Things we should NOT do in my opinion: OMR::TR:: <--- the TR namespace is a J9 thing and not an OMR thing. We should move away from this. OMR::J9GC:: <--- bad for the same reasons as the TR namespace

mgaudet commented 6 years ago

In the compiler, the TR:: namespace is not project specific; it is used to refer to concrete concepts

charliegracie commented 6 years ago

I understand what is was used for but the TR:: namespace is very confusing when you start to look into OpenJ9 codebase. Now that both projects are open I would really like to see the J9 and TR names disappear from the OMR codebase as much as possible. I think the for the consumption / adoption of OMR by other projects it has to be clean of all of the OpenJ9'ism.

Leonardo2718 commented 6 years ago

The subtlety of the TR:: namespace is that, whatever its name is, it must be the same in all direct consumers of the OMR compiler. So if we change it to something else in OMR, it will have to also be changed in OpenJ9 as well as any other downstream project of the compiler technology.

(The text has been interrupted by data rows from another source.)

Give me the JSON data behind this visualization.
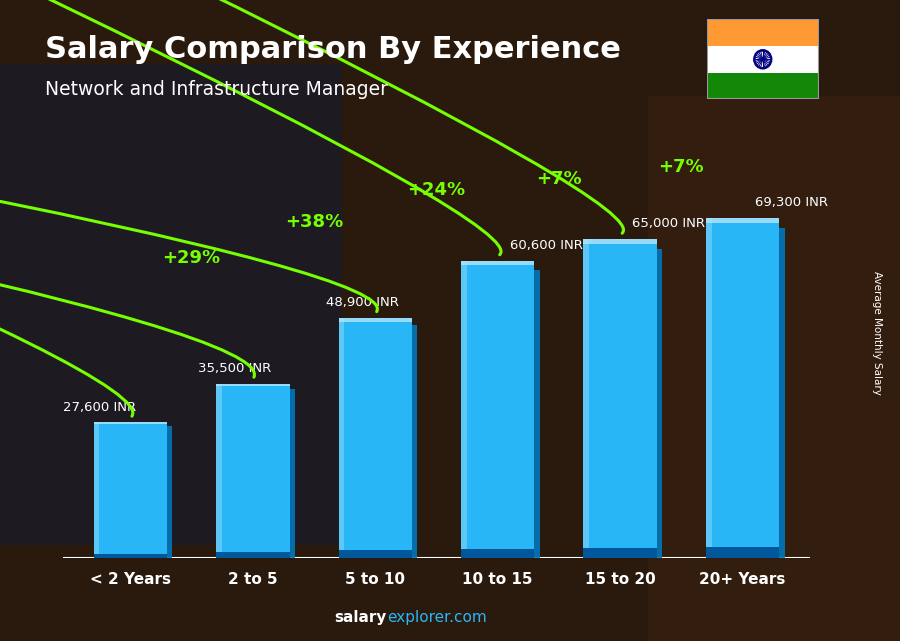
{
  "title": "Salary Comparison By Experience",
  "subtitle": "Network and Infrastructure Manager",
  "categories": [
    "< 2 Years",
    "2 to 5",
    "5 to 10",
    "10 to 15",
    "15 to 20",
    "20+ Years"
  ],
  "values": [
    27600,
    35500,
    48900,
    60600,
    65000,
    69300
  ],
  "labels": [
    "27,600 INR",
    "35,500 INR",
    "48,900 INR",
    "60,600 INR",
    "65,000 INR",
    "69,300 INR"
  ],
  "pct_labels": [
    "+29%",
    "+38%",
    "+24%",
    "+7%",
    "+7%"
  ],
  "bar_color": "#29b6f6",
  "bar_edge": "#4dd0e1",
  "bar_dark": "#0277bd",
  "bar_light": "#81d4fa",
  "background_color": "#3a2a1a",
  "text_color": "#ffffff",
  "green_color": "#76ff03",
  "ylabel": "Average Monthly Salary",
  "footer_salary": "salary",
  "footer_rest": "explorer.com",
  "ylim": [
    0,
    85000
  ],
  "flag_colors": [
    "#FF9933",
    "#ffffff",
    "#138808"
  ],
  "chakra_color": "#000080"
}
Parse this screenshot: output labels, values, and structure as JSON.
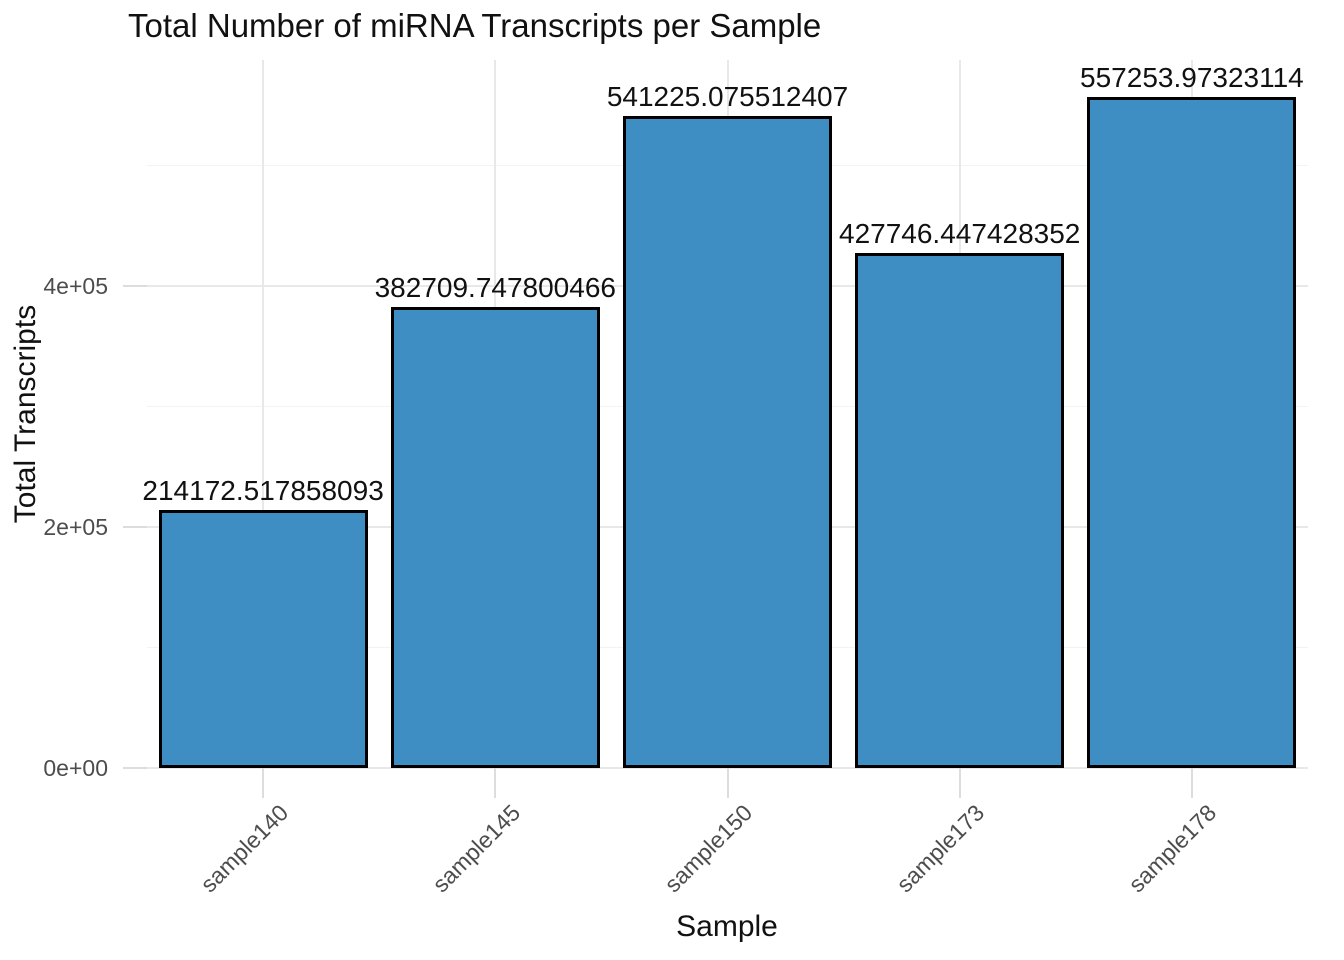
{
  "title": "Total Number of miRNA Transcripts per Sample",
  "chart_data": {
    "type": "bar",
    "title": "Total Number of miRNA Transcripts per Sample",
    "xlabel": "Sample",
    "ylabel": "Total Transcripts",
    "categories": [
      "sample140",
      "sample145",
      "sample150",
      "sample173",
      "sample178"
    ],
    "values": [
      214172.517858093,
      382709.747800466,
      541225.075512407,
      427746.447428352,
      557253.97323114
    ],
    "value_labels": [
      "214172.517858093",
      "382709.747800466",
      "541225.075512407",
      "427746.447428352",
      "557253.97323114"
    ],
    "y_ticks": [
      {
        "value": 0,
        "label": "0e+00"
      },
      {
        "value": 200000,
        "label": "2e+05"
      },
      {
        "value": 400000,
        "label": "4e+05"
      }
    ],
    "y_minor_breaks": [
      100000,
      300000,
      500000
    ],
    "ylim": [
      0,
      587551
    ],
    "legend_position": "none",
    "grid": "horizontal-major-minor, vertical-major-at-categories",
    "colors": {
      "bar_fill": "#3E8EC4",
      "bar_border": "#000000",
      "grid_major": "#E8E8E8",
      "grid_minor": "#F3F3F3",
      "tick_mark": "#DDDDDD",
      "axis_text": "#4D4D4D",
      "title_text": "#111111",
      "background": "#FFFFFF"
    }
  }
}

0xdaryl commented 6 years ago

That's correct. TR:: does pay homage to the Testarossa compiler technology which has been used to compile more than just Java in the past. But classes in the TR:: namespace are an essential part of the extensible class framework used throughout OMR and projects that consume OMR. As @mgaudet mentioned, it is used to refer to the most-derived, concrete class that is formed through composition from OMR and any downstream project extension. It is essential to have a namespace where that concrete class can be referred to consistently, regardless of which "project" (OMR, OpenJ9, Ruby, Lua, JitBuilder, etc.) you're in.

If it isn't TR:: then it will need some other name. Before contributing the compiler technology we debated the best possible name that was semantically appealing and convenient to type, and that was the best choice.

charliegracie commented 6 years ago

I will concede that changing the 'TR::' namespace would be a significant change at this point so maybe it is not worth it. It would be nicer if it was clear that it is the name of the concrete impls for all of the OMR compiler classes but I guess that decision is long past.

Now back to the conversation at hand since I seemed to have derailed it a little. I think OMR as a top level namespace is the only thing that makes sense. Each component should then have its own namespace as well. I would argue deeper levels of namespaces but that is a component decision in my opinion. What does everyone think about the OMR namespace for the project followed by component namespaces?

Examples are similar to above: OMR::GC OMR::COMPILER OMR::RAS ..... etc.

0xdaryl commented 6 years ago

For nested namespaces that are names rather than acronyms my eye prefers lowercase than the acoustically displeasing uppercase (e.g., OMR::Compiler, OMR::Port, OMR::GC, ...)

Compiler is a bit long but I don't have a better suggestion (and I don't want to abbreviate it). The compiler technology also already uses nested namespaces for architectures and subarchitectures (e.g., OMR::X86::i386::TreeEvaluator which would now become OMR::Compiler::X86::i386::TreeEvaluator). Its a bit long, but tolerable in my opinion.

charliegracie commented 6 years ago

Ok great @0xdaryl I think that makes a lot of sense. I would be ok with us starting to use these namespaces. Once @rwy0717 has completed the changes to his PR I will accept it with the OMR::GC:: namespace.

@mstoodle, @vijaysun-omr, @jduimovich and @youngar can I get a thumbs up from you on this subject if you agree? Thanks

vijaysun-omr commented 6 years ago

I agree with the last comment from @0xdaryl on nested namespaces.

charliegracie commented 6 years ago

I feel like this issue has been settled and agreed upon. If so can we close it?

rwy7 commented 6 years ago

I think you're right @charliegracie, but there is one more thing I'd like to bring up.

One day, I'd like to see code dealing with cross-cutting concerns move to a new common component (or multiple components). If that happens, what namespace would we use? I think I'm going to open an issue about improving code sharing, and we can answer this question there?

0xdaryl commented 6 years ago

Perhaps a related question is whether any code would ever live in OMR:: without a nested namespace? I think the answer is yes, and cross component features like @rwy0717 mentions fit the bill in my opinion.